Now it seems like it's really a decision based on what kind of a person you are. The silly, artistic romantic type people will inevitably keep their guards down and go on loving with all they have, getting hurt time and time again. It's true, because you can see it in art itself. Really great art, stuff that actually makes you feel something real and physical just by seeing, reading or hearing it comes from that suffering, whether it comes from love or loss or sickness or death or anything like that, it comes from those who have their barriers down, because as much as those barriers keep things out, they also have a way of keeping the product of pain and suffering and love and hate and triumph and shame in, the sound and the colour and the motion and the texture and the fury and the succor. The same barriers people put up to keep the ugly things out also have a way of keeping the beautiful things in.

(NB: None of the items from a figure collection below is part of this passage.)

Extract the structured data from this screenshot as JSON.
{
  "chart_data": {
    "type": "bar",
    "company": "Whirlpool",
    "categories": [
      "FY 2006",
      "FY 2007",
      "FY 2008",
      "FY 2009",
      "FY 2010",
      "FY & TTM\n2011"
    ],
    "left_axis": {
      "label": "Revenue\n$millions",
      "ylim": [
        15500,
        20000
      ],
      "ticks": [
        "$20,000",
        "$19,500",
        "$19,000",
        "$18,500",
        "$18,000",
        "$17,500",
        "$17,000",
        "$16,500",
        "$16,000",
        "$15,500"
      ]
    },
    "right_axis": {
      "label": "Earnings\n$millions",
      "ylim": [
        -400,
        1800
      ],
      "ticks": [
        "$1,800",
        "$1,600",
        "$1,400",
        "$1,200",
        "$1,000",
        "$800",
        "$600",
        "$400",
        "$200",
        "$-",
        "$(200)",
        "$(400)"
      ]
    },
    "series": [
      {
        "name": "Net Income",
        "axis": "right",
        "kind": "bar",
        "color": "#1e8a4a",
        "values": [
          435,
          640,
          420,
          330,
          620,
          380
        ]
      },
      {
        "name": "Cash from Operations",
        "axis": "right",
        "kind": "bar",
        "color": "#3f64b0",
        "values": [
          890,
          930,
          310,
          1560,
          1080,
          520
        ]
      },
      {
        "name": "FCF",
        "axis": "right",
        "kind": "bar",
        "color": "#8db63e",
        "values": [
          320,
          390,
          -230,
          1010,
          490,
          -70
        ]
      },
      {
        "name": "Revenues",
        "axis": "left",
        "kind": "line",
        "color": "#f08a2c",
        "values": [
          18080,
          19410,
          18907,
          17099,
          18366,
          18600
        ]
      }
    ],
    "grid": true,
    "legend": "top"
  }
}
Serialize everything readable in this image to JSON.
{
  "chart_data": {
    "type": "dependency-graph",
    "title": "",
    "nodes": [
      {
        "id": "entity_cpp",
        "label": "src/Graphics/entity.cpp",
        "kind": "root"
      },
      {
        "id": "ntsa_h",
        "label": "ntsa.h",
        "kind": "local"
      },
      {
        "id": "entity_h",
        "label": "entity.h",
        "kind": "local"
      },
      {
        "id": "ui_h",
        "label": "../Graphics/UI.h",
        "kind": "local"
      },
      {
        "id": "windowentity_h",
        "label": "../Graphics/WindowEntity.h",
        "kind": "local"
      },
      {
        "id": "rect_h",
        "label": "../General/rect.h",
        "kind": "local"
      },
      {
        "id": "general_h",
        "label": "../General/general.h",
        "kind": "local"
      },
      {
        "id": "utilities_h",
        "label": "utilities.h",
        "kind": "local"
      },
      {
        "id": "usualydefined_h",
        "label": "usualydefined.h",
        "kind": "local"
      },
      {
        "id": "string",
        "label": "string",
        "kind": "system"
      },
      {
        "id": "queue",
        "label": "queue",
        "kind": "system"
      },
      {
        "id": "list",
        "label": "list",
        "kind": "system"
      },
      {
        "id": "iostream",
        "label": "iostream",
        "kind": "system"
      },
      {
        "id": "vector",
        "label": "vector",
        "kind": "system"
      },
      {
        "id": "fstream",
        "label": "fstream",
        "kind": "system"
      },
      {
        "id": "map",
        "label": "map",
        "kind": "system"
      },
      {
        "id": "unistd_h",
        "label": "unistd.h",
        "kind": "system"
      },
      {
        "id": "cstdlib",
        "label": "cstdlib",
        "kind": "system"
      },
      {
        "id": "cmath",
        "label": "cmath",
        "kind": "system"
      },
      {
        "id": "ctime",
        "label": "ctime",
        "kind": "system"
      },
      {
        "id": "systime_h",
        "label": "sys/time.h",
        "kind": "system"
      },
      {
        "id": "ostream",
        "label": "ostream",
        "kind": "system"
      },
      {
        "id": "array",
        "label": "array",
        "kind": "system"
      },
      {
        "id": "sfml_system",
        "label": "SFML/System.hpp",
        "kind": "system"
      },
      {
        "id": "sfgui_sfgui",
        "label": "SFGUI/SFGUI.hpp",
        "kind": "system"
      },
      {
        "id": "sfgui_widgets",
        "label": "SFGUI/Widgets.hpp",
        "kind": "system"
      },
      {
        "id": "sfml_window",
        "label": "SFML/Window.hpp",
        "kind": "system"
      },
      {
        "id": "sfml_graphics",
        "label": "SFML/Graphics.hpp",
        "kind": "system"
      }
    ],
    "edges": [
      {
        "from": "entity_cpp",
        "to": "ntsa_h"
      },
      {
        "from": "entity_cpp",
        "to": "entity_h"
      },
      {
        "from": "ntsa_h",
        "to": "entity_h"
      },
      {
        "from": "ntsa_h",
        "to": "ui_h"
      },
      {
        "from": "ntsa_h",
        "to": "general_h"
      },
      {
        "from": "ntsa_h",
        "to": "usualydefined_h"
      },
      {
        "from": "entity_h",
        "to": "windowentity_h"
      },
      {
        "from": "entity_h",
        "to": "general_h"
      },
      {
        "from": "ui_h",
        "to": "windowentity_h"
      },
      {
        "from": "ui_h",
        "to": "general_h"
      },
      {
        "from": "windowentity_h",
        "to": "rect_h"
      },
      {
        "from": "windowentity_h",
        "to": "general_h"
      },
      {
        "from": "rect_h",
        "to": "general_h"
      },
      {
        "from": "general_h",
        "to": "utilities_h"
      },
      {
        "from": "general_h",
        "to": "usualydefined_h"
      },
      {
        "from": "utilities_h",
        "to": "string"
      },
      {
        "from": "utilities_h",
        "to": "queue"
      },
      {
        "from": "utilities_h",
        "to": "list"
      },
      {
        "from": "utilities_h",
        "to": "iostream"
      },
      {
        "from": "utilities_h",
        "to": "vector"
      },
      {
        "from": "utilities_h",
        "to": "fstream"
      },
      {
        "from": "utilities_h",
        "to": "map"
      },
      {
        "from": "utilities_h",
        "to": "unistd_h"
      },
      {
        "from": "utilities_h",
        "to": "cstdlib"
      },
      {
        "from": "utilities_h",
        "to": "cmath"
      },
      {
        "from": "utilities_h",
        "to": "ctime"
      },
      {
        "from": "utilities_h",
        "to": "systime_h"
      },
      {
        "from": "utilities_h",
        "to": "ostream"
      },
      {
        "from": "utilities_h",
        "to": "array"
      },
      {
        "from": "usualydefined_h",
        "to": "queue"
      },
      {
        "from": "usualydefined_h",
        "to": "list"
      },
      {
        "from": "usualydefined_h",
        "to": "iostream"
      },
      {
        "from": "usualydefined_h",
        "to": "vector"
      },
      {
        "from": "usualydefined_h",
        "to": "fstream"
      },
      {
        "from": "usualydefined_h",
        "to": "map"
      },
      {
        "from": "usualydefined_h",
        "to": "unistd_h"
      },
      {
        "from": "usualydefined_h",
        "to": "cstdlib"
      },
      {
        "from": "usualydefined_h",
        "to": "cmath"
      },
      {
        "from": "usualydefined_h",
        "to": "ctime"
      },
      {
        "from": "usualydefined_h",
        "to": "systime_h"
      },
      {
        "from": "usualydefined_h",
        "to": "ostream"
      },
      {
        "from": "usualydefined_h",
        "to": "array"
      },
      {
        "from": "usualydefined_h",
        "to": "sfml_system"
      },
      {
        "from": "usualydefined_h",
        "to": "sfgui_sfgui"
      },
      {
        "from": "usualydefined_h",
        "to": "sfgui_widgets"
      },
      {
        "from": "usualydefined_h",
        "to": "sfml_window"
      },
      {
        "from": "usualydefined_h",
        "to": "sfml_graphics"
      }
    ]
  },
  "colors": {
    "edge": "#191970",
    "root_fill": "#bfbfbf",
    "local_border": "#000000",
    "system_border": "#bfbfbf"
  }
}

I don't mean to say that one of these decisions is the right one and one is the wrong one. I'm just saying that when I see people who've been hurt lock themselves up like that it's easy to see the art in their eyes waiting to get out, and it never does. So they turn and try to be free in other senses, they fill that void for a time with whatever it is that they think will fill it. And hey, maybe it will. Maybe that's what they need. And maybe one day they will let those barriers down and we might get a chance to see for ourselves what they're capable of, but that's for them to decide when and where it will happen.

It just sucks is all. If more people would open up and let themselves feel a little more, the world might be a little bit prettier, I think.

Then again I can't say I blame people for not wanting to get hurt again.

2 comments:

Benjamin F. Nicholls said...

A suit of armour, with a paintbrush and a megaphone all built in.

That is the answer.

Keith said...

You're right.

There is no other than this, new god.